Abdul Rohim menambahkan
program ini dicanangkan dimulai dari diri kita sendiri untuk menggunakan
nalar kritis dalam setiap membaca fenomena terutama yang simpang siur
di dunia daring seperti media sosial. Ia berharap program ini yang
ditujukan untuk para dosen ini nantinya akan menularkan kepada para
mahasiswa.
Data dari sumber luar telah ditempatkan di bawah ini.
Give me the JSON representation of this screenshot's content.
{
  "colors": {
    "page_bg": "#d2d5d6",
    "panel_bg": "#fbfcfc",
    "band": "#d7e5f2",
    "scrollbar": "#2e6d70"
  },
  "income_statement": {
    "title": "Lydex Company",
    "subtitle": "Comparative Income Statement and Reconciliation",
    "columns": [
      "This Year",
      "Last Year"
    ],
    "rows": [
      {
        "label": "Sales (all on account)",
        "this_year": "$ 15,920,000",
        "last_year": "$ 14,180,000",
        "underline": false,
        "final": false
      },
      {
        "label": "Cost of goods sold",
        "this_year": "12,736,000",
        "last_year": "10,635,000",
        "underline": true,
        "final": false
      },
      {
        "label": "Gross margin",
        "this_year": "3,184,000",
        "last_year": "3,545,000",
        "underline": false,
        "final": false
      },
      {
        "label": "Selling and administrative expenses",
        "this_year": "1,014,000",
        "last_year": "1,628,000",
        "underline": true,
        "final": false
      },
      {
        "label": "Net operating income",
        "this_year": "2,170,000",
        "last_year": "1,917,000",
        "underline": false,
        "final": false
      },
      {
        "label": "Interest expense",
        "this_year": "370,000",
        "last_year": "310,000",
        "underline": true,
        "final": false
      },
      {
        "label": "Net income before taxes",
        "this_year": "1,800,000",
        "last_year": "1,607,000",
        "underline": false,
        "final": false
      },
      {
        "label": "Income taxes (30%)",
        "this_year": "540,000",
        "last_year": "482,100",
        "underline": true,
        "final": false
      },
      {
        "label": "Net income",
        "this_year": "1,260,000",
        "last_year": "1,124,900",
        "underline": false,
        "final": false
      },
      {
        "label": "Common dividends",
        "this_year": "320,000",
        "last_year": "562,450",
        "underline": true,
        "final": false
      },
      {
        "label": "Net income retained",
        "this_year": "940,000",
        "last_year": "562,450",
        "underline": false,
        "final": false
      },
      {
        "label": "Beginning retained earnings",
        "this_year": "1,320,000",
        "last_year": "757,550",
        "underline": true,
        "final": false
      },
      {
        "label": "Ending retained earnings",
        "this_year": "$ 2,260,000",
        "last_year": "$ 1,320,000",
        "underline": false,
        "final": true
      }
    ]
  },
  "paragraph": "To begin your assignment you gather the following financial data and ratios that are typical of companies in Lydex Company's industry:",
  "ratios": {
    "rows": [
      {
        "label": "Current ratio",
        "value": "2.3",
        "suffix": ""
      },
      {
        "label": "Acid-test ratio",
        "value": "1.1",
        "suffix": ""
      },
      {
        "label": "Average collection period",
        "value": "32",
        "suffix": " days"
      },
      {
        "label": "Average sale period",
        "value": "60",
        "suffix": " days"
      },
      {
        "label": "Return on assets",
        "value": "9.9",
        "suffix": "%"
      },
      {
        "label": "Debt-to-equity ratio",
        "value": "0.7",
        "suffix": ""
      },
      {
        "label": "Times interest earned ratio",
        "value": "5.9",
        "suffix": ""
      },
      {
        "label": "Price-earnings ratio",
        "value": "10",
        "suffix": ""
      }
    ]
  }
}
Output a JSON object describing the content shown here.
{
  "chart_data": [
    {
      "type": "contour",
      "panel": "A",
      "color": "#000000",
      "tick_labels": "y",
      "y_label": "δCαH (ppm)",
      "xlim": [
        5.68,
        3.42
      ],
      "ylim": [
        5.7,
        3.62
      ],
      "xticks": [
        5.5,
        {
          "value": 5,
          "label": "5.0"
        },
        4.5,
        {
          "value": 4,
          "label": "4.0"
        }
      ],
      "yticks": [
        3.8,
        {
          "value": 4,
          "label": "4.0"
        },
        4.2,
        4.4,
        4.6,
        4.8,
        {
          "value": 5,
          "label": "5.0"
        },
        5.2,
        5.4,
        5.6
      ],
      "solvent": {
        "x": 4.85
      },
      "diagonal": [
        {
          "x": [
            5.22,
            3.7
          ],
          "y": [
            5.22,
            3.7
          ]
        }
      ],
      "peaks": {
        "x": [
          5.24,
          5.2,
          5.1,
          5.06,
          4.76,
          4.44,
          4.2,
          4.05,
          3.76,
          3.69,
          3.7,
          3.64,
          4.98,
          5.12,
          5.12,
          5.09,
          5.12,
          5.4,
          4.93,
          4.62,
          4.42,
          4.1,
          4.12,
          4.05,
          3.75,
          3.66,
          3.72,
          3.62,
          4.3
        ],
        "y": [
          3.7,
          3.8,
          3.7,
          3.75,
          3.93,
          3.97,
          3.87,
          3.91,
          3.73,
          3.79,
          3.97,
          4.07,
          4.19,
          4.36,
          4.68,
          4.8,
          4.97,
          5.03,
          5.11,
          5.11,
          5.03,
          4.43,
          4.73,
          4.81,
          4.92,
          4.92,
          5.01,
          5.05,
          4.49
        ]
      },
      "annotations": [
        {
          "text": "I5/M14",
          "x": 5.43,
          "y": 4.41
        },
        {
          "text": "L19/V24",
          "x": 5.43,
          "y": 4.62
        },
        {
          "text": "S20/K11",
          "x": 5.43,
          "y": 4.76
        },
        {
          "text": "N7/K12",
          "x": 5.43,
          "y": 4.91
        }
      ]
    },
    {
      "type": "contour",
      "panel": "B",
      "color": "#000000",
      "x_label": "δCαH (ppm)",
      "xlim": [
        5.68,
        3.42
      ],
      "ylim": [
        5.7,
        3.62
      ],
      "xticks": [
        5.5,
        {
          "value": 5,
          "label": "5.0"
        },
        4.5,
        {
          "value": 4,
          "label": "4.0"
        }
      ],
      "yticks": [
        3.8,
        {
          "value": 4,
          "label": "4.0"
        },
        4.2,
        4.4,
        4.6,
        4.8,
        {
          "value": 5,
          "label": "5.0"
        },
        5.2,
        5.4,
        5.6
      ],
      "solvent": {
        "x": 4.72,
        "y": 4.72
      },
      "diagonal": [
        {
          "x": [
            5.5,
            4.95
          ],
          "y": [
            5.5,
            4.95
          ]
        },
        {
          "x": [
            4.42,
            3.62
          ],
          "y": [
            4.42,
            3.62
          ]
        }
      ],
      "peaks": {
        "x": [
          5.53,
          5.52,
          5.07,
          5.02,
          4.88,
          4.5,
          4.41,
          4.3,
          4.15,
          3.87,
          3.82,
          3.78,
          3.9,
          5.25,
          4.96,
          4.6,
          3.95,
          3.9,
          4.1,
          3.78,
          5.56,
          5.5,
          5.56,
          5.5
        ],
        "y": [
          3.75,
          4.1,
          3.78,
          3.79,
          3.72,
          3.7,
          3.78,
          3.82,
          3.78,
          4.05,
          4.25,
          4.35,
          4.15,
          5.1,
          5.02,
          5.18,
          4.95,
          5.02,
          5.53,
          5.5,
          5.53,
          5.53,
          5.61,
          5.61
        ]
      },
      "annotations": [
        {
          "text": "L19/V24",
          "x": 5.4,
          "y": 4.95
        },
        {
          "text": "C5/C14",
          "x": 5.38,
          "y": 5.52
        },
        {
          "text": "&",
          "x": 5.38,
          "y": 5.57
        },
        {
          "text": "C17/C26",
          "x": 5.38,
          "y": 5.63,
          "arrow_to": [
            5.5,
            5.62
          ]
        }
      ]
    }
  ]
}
Selanjutnya mahasiswa nantinya akan menularkan pada
lingkungannya dan program ini bisa di akses oleh semakin banyak kalangan
di Indonesia.
"Dengan penggunaan nalar kritis dalam memanfaatkan
dunia daring diharapkan dapat menjadi tradisi yang tidak hanya berada
di lingkungan akademisi, dosen dan mahasiswa, tetapi bisa menjadi
tradisi di kalangan masyarakat pada umumnya," tutupnya.
Sementara
itu, Pakar Komunikasi Ni Made Ras Amanda selaku pembicara pada
pelatihan Tular Nalar ini menyampaikan berdasarkan data riset data
Asosiasi Penyelenggara Jasa Internet Indonesia (APJII) dan Hotsuite
pertumbuhan pengguna internet di Indonesia terus bertambah. Namun,
selama pandemi Covid-19 ini ditemukan bahwa Indonesia berada di
peringkat ke-5 dunia berkaitan dengan rumor, stigma, serta teori
konspirasi Covid-19.
Merespon temuan tersebut, Amanda berharap
agar pendidikan tidak kenal lelah dalam meningkatkan kemampuan mahasiswa
menangkal berbagai dampak yang ditimbulkan dari penggunaan internet.
“Mari
kita mendidik anak-anak kita mahasiswa untuk dapat berpikir kritis.
Kehidupan mereka kedepannya lebih banyak berhadapan dengan isu-isu
sehingga soft skill harus kita tingkatkan agar mereka dapat bertahan terhadap dampak negatif internet,” pungkasnya.